On election night, Cosgrove's campaign chairman, Bill Aniskovich, said the GOP win shows the Cosgrove administration continues to "...put the people of Branford before politics."
"We have tonight weathered a storm that was national in making, but has nothing to do with how we govern in Branford," said Aniskovich. "Because, for the last [two] terms and for the last four years, Jamie Cosgrove has led a majority and led a town to focus on what's important to the people who live here."
Cosgrove also thanked Branford voters for showing their support, saying the Cosgrove Team isn't just made up of elected officials and those who serve on boards and commissions, but also "...the volunteers, our family members [and] the citizens of Branford."
"We work together as a team. Four years ago, I said it's not about R's, D's and U's... it's about Branford. And we've governed for Branford for the last four years; and tonight the voters [said] to us continue to do the great work you've been doing, moving forward," said Cosgrove. "Tonight, we celebrate as a team; but tomorrow, we go back to governing as a team."
Other Branford GOP wins on Nov. 7 included those for Branford's Republican Town Clerk, Lisa Arpin, who was returned to her post with 3,855 votes; some 570 votes ahead of Democratic contender Margaret Bruno. GOP Town Treasurer Michael Nardella also won another term, with 3,700 votes to Democratic candidate Kurt Schawnfelder's 3,439.
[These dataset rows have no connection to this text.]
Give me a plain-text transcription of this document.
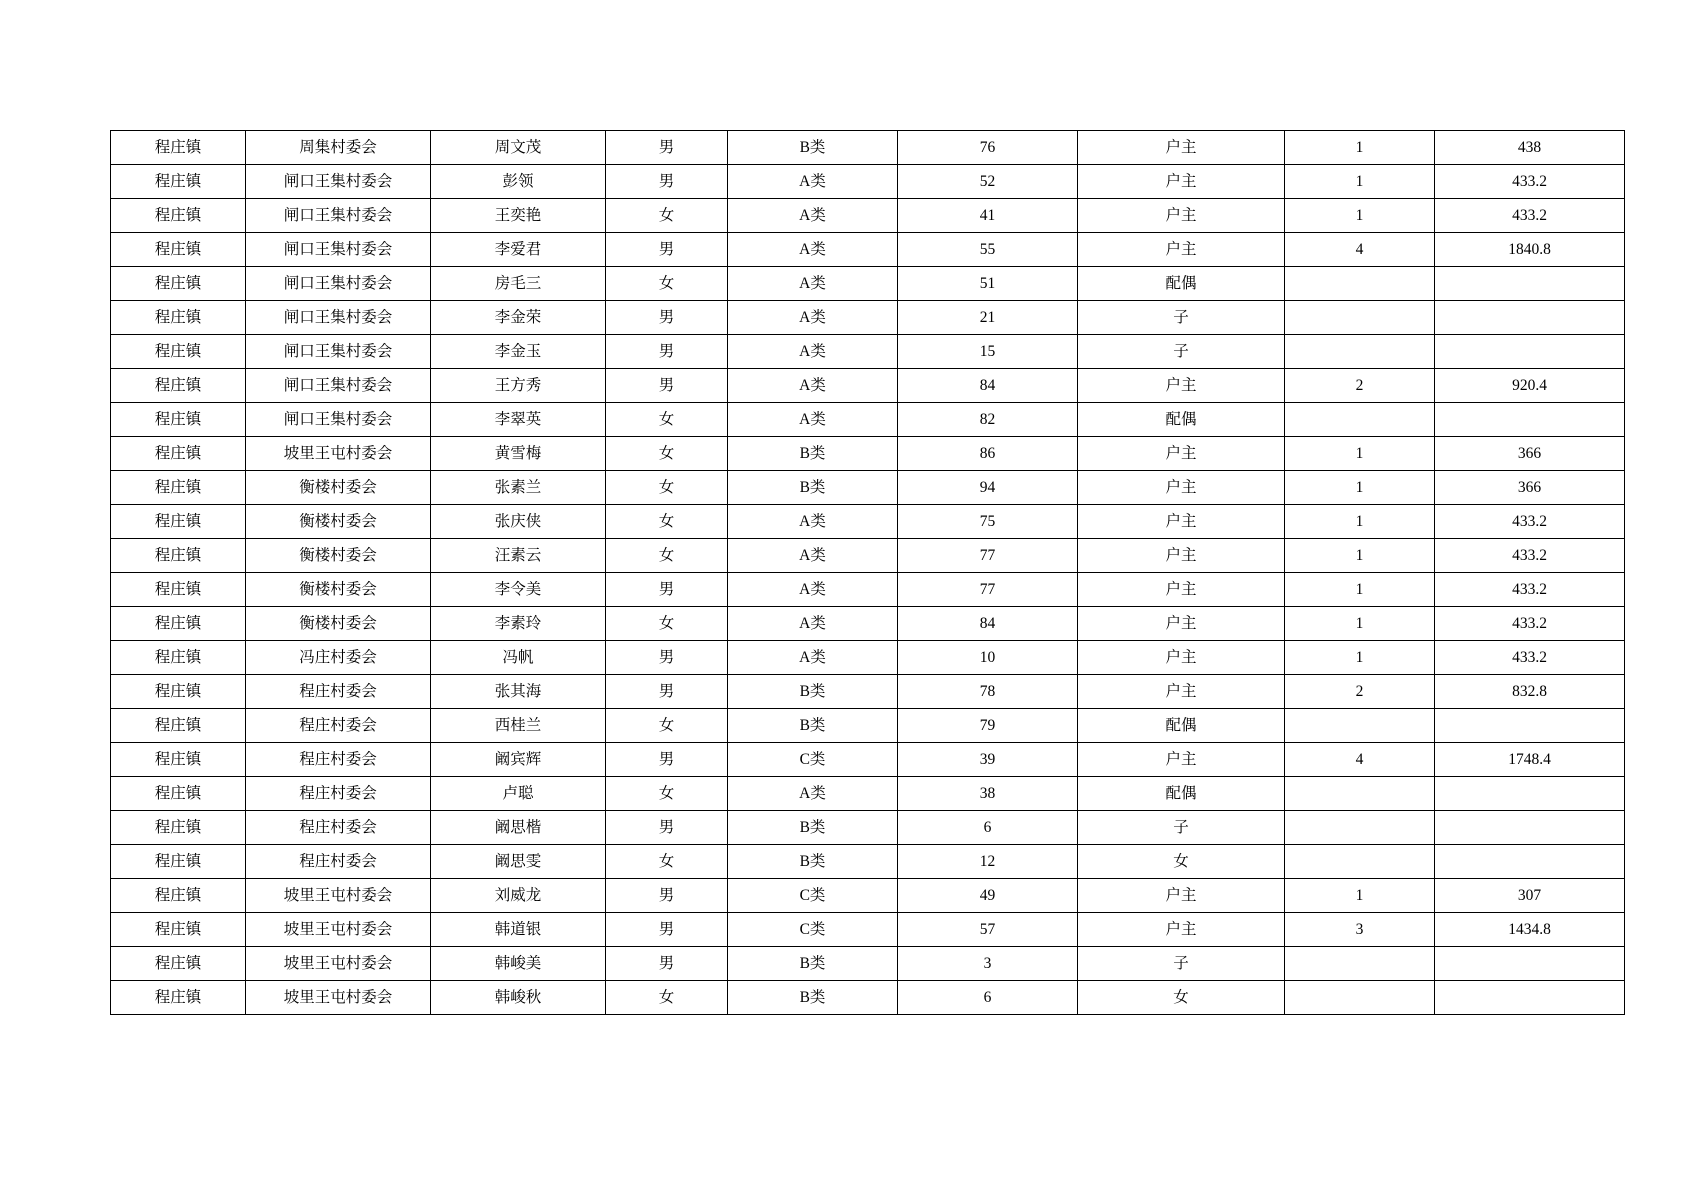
程庄镇	周集村委会	周文茂	男	B类	76	户主	1	438
程庄镇	闸口王集村委会	彭领	男	A类	52	户主	1	433.2
程庄镇	闸口王集村委会	王奕艳	女	A类	41	户主	1	433.2
程庄镇	闸口王集村委会	李爱君	男	A类	55	户主	4	1840.8
程庄镇	闸口王集村委会	房毛三	女	A类	51	配偶		
程庄镇	闸口王集村委会	李金荣	男	A类	21	子		
程庄镇	闸口王集村委会	李金玉	男	A类	15	子		
程庄镇	闸口王集村委会	王方秀	男	A类	84	户主	2	920.4
程庄镇	闸口王集村委会	李翠英	女	A类	82	配偶		
程庄镇	坡里王屯村委会	黄雪梅	女	B类	86	户主	1	366
程庄镇	衡楼村委会	张素兰	女	B类	94	户主	1	366
程庄镇	衡楼村委会	张庆侠	女	A类	75	户主	1	433.2
程庄镇	衡楼村委会	汪素云	女	A类	77	户主	1	433.2
程庄镇	衡楼村委会	李令美	男	A类	77	户主	1	433.2
程庄镇	衡楼村委会	李素玲	女	A类	84	户主	1	433.2
程庄镇	冯庄村委会	冯帆	男	A类	10	户主	1	433.2
程庄镇	程庄村委会	张其海	男	B类	78	户主	2	832.8
程庄镇	程庄村委会	西桂兰	女	B类	79	配偶		
程庄镇	程庄村委会	阚宾辉	男	C类	39	户主	4	1748.4
程庄镇	程庄村委会	卢聪	女	A类	38	配偶		
程庄镇	程庄村委会	阚思楷	男	B类	6	子		
程庄镇	程庄村委会	阚思雯	女	B类	12	女		
程庄镇	坡里王屯村委会	刘威龙	男	C类	49	户主	1	307
程庄镇	坡里王屯村委会	韩道银	男	C类	57	户主	3	1434.8
程庄镇	坡里王屯村委会	韩峻美	男	B类	3	子		
程庄镇	坡里王屯村委会	韩峻秋	女	B类	6	女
The night's most hotly contested race was for the Tax Collector's open seat and was won by Branford's Democrats. Voters placed first-time candidate Roberta Gill-Brooks at the post over GOP contender Sandra Kraus. Gill-Brooks received 3,692 votes (51.69 percent) and Kraus earned 3,450 votes (48.31 percent).
The Board of Education's three open seats had close numbers among all four contenders but ultimately gave the majority to Republican incumbents Judy Holtz and Shannen Sharkey; followed by Democratic incumbent John Prins, who earned 23 votes more than Democratic candidate Sarah Lockery.
As the numbers rolled in and Cosgrove cinched his decisive win about an hour after polls closed at 8 p.m., cheers broke out among supporters gathered at Branford's American Legion Post 83 hall.
At the Democratic gathering at Branford's VFW Post 12106 hall, Mollow was applauded by her team as the tallies went up. Mollow congratulated her team with special recognition given to Ahern and Gill-Brooks and urged everyone to "stay involved."
"The biggest message we had for this entire campaign was we need to engage people more in public decision making. And if we're not going to do that from an administrative standpoint, then we're going to have do it from a public standpoint [so] when we come back at this again next time...we're going to be stronger and we're also going to fall right back into getting together again to make this happen," said Mollow.
This story was updated to give results of a Nov. 11 recount for District 1 RTM.